Publisher of the Year – For me, and there’s no doubting it is a toughie, it’s IDW Publishing. 2 reasons, primarily: Squidder is simply an extraordinary piece of Mythos fuelled, post apocalyptic genius, and Transformers: Robots In Disguise (latterly just Transformers) and Transformers: Primacy redefined tie-ins, in the face of some stiff competition all round. Great dialogue and dynamic art make the studio to beat, in my book.
Writer of the Year – Difficult, so I’m going for an odd choice: John Layman, because Chew is guaranteed to always make me laugh, and still brings the odd tear to my eye. Haven’t missed an issue yet.
Artist of the Year – Likewise fearsomely difficult, but I’m going for a safe one in Ben Templesmith. From the brain-melting visions of Squidder, to the depths of Gotham by Midnight, to the gloriously agonising Lust with old chum Steve Niles, he remains in a league all of his very own. Btw, an honourable mention to Sarah Stone, who’s done a raft of tremendous one-shot covers this year and needs more exposure, frankly.
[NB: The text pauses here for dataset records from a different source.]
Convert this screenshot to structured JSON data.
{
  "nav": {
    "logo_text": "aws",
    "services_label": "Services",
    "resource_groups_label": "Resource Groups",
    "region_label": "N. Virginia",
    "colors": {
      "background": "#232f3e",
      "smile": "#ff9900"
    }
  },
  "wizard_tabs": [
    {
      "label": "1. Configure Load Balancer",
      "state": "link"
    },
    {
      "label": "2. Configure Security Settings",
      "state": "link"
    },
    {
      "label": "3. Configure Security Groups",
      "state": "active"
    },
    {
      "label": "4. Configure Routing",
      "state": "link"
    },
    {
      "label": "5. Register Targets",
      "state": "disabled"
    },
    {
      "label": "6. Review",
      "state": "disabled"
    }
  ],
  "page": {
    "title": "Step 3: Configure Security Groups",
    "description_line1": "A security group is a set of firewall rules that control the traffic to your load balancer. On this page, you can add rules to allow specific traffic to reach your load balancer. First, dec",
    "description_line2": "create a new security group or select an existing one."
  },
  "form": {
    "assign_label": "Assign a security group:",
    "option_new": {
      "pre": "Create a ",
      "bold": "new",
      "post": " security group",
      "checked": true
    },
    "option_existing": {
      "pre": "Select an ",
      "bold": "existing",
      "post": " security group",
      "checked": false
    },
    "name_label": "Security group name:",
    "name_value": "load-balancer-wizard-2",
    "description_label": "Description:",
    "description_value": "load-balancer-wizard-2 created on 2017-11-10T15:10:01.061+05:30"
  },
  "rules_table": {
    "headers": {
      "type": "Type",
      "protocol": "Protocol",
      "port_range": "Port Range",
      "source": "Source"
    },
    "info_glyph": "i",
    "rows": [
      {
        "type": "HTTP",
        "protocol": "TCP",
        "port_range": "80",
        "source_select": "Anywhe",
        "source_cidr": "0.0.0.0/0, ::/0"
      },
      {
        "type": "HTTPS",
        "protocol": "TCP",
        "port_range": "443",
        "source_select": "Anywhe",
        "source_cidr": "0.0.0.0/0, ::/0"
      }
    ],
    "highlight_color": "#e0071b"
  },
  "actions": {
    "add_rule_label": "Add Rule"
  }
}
Top 5 comics (in no particular order)
This is hard. Damn hard. What an extraordinary year for the medium. I’m going to cheat, though, as I’ve already mentioned 2 from IDW. Sue me.
Low (Image Comics) – breathtaking in scope, beautiful in execution. Humanity in the depths of the oceans to escape its inevitable demise from an expanding sun; a Sci-fi that’s truly epic, and has pipped Saga to the post this time around.
Captain Marvel (Marve Comicsl) – Kelly Sue DeConinck shows us absolutely everything right about the broader Marvel universe, whilst providing us with a funny, feminine, feminist Captain for the MCU generation. As a non-Marvel fanboy, nothing else has grabbed me like this from the big two.
ProjectBlackSky.Net (Dark Horse) – So again, I’m cheating, because this covers a multitude of tales from the Dark Horse universe. But this core set of 5, published online and from the fine pen of Fred Van Lente, is a bold and hugely successful attempt to do something new with some true classics. A masterpiece.
Sundowners (Dark Horse) – Oh, I am such a sucker for a well crafted, psychological, audience manipulating horror comic. Sundowners is Tim Seeley at his best – Revival’s lost my interest, frankly, but this tale of are they heroes? Are they fantasists? Are they both? Captivating, harrowing, extraordinary.
Lazarus (Image) – As ongoing series’ go, this is pretty hard to beat. Undying assassins in a dystopia have never felt so human, and it’s a credit to Greg Rucka that he’s not slid into too many of the tropes and contrivances of the genre.